ガタン、と大きな音が鳴って、見るとひとりが突然立ち上がり黒板に向かって歩いていくところだった。配信で好意を仄めかされて、こうこうこういうことが言われて、初等幾何の問題みたいな図形とともに、書かれた文字をさらに上から塗りつぶすように書きなぐっていきながら――直前に栄養士から食事と健康についてのレクチャーがあった――誰が配信者なのか? パパがママ、パパのママ、と大きな声で訴えていた。校内放送の声が、御堂筋線の車内放送のおばさんの声に似ている。誰が配信者なのか? 誰が配信者なのか? 彼は繰り返した。リピートアフターミーと言って繰り返させるつもりなのかもしれなかった。彼の声はますます大きくなっていった。それがおぼろげに聞こえている。怒りをあらわにしている。どうやら父親が母親のように振る舞っていることが許せないといったところだった。リピートアフターミーとは言わなかった。

奥の机の列から、先輩はどういう職種に就かれるんですかと聞こえた。文系っておっしゃいますが、その点は理系的で、今のことが生かされているんじゃないですかと言った。そうそう、そこは理系的で、あっちは文系、と言った。それを言うのと同じタイミングで、たしかにコミュニケーションすごいですもんねとかぶせて入った。すかさず腹ただしげな顔をすると、その機微には興味も関心もないんですと妙な顔が言った。だがすぐに向き直して、そうそう、つまりそうと言った。俺流コミュニケーション、と言った。その即興性が、まさに「俺流コミュニケーション」だと思った。
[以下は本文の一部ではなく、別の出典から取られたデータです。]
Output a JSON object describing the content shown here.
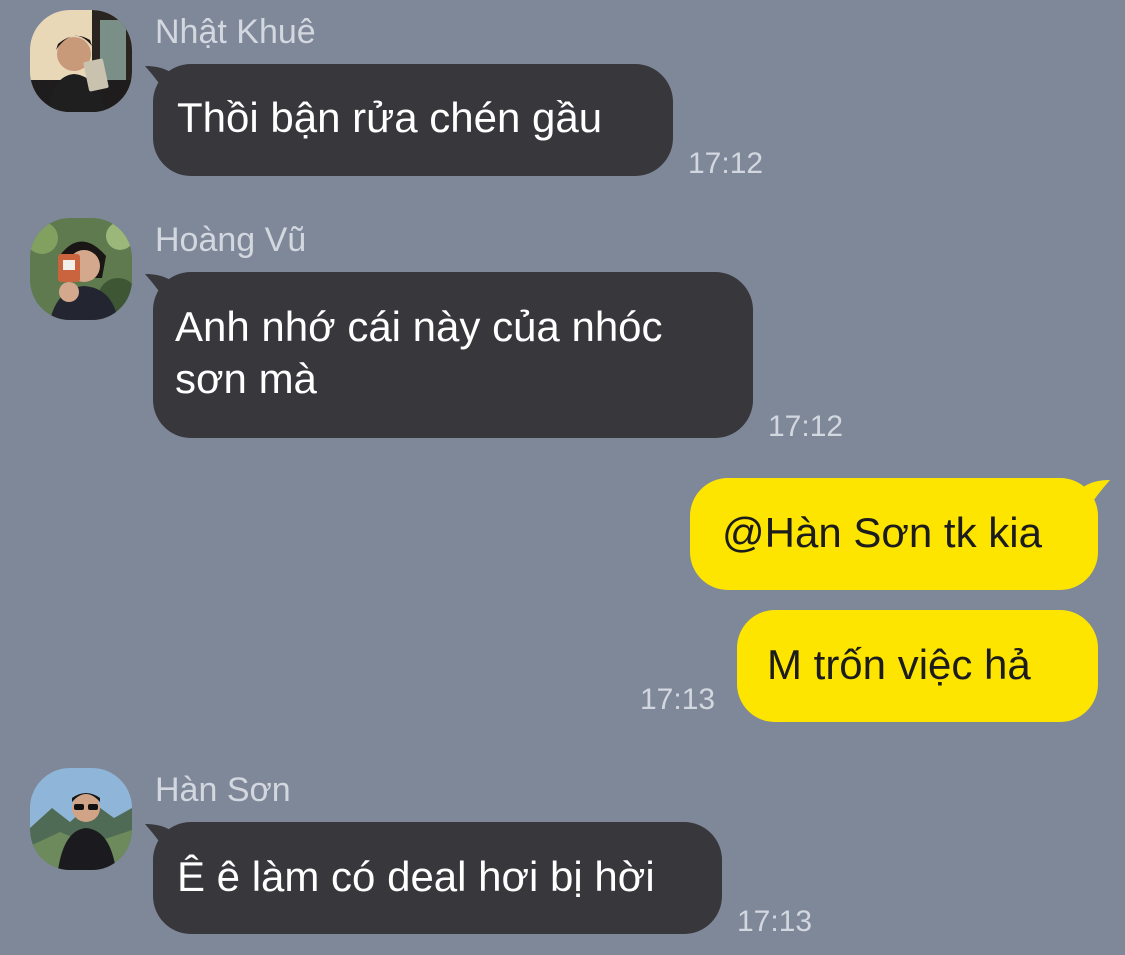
{
  "colors": {
    "background": "#7f8899",
    "incoming_bubble": "#38383c",
    "outgoing_bubble": "#fde500",
    "meta_text": "#d3d7df"
  },
  "messages": [
    {
      "sender": "Nhật Khuê",
      "text": "Thồi bận rửa chén gầu",
      "time": "17:12"
    },
    {
      "sender": "Hoàng Vũ",
      "line1": "Anh nhớ cái này của nhóc",
      "line2": "sơn mà",
      "time": "17:12"
    },
    {
      "text": "@Hàn Sơn tk kia"
    },
    {
      "text": "M trốn việc hả",
      "time": "17:13"
    },
    {
      "sender": "Hàn Sơn",
      "text": "Ê ê làm có deal hơi bị hời",
      "time": "17:13"
    }
  ],
  "icons": {
    "avatar_1": "person-reading-book-avatar",
    "avatar_2": "person-with-camera-avatar",
    "avatar_3": "person-sunglasses-mountain-avatar"
  }
}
YouTubeのコメント欄で変なやつに絡まれていて、匿名のアニメアイコンは本人だと割れているが、いなしながらコメントを連ねていくことを内輪で面白がって盛り上がっている。ということを、いきいきと、これみよがしに誇らしげに語っている。どこまでもついてきて、やることなすことぜんぶそうで困ってるんだ、だから俺たちが相手してやってるんだと言った。仲間たちが一斉に立ち上がって発言者を拍手で讃えた。それについて僕は黙っていた。僕にはそれの面白さがまったく理解できなかった。
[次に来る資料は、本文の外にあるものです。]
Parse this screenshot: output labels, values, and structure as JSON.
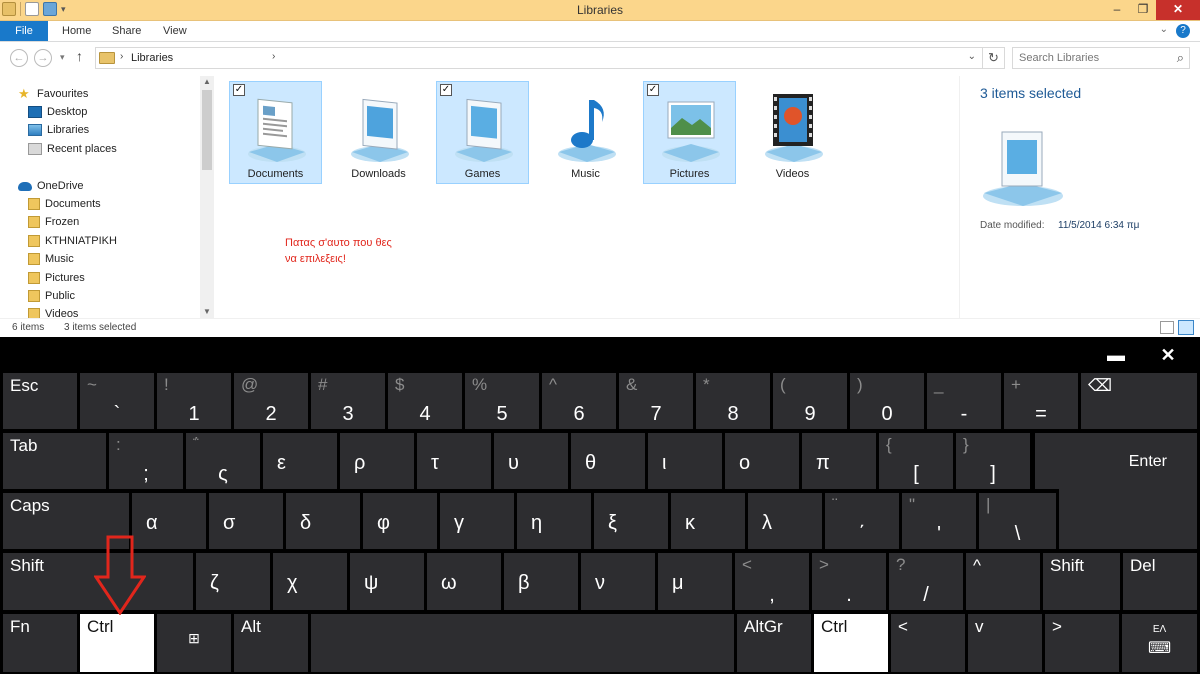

提出書類を見ればいいと言った。その書類はすでにたしかに提出していて、見るまでもなく頭に入っていたが、ボックスを見について行った。行きましょうと言った。その親切心を無下にすることはできなかった。結局、ボックスには何も入っていなかった。本当に出したんですかと言った。そうですね、だいたい1ヶ月ほど前に提出したと思いますが、お忙しかったのでしょう、お見逃しておられているのかもしれません、と言って、我ながら奇妙な敬語を恥じた。講演会の受付のアルバイトで、入室前の准教授の先生がやって来て、みなさんおわかりになると思いますがと言ったら、いやいや僕のことなんて知らないですよと言うので、そんなことはないですと言った。今にして思えば、それはそのときの、咄嗟のおべんちゃらだった。

なにかの冗談かと思っていたけど、人間の電気抵抗ってあるんだね、リアルにと横のひとりが言った。人間の抵抗を測るっていうのと挙動不審に言った。かちかちさせるやつだったっけと人差し指をせわしなく打ち合わせている。こういうのもあったと思うんだけどね、リアルに。校内放送が流れている。ラーシドレッミッファッレッミッファソー、と言った。ソドッレッミッドレドレミファ。流れていく。軽快なリズムにおどけたメロディが流れていく。スタッカート。その歯切れのよさ。チラチラとすばしこく見渡す目が、他に聞こえてほしくない秘密を伝えていると伝えたがっていることを伝えていた。跳ねるように流れていった。僕は横を向いた。それはルントウではなくルロイ修道士だと言って笑った。シンコペイテッド・クロック。ルロイ・アンダーソンだった。ルロイ。リアルに。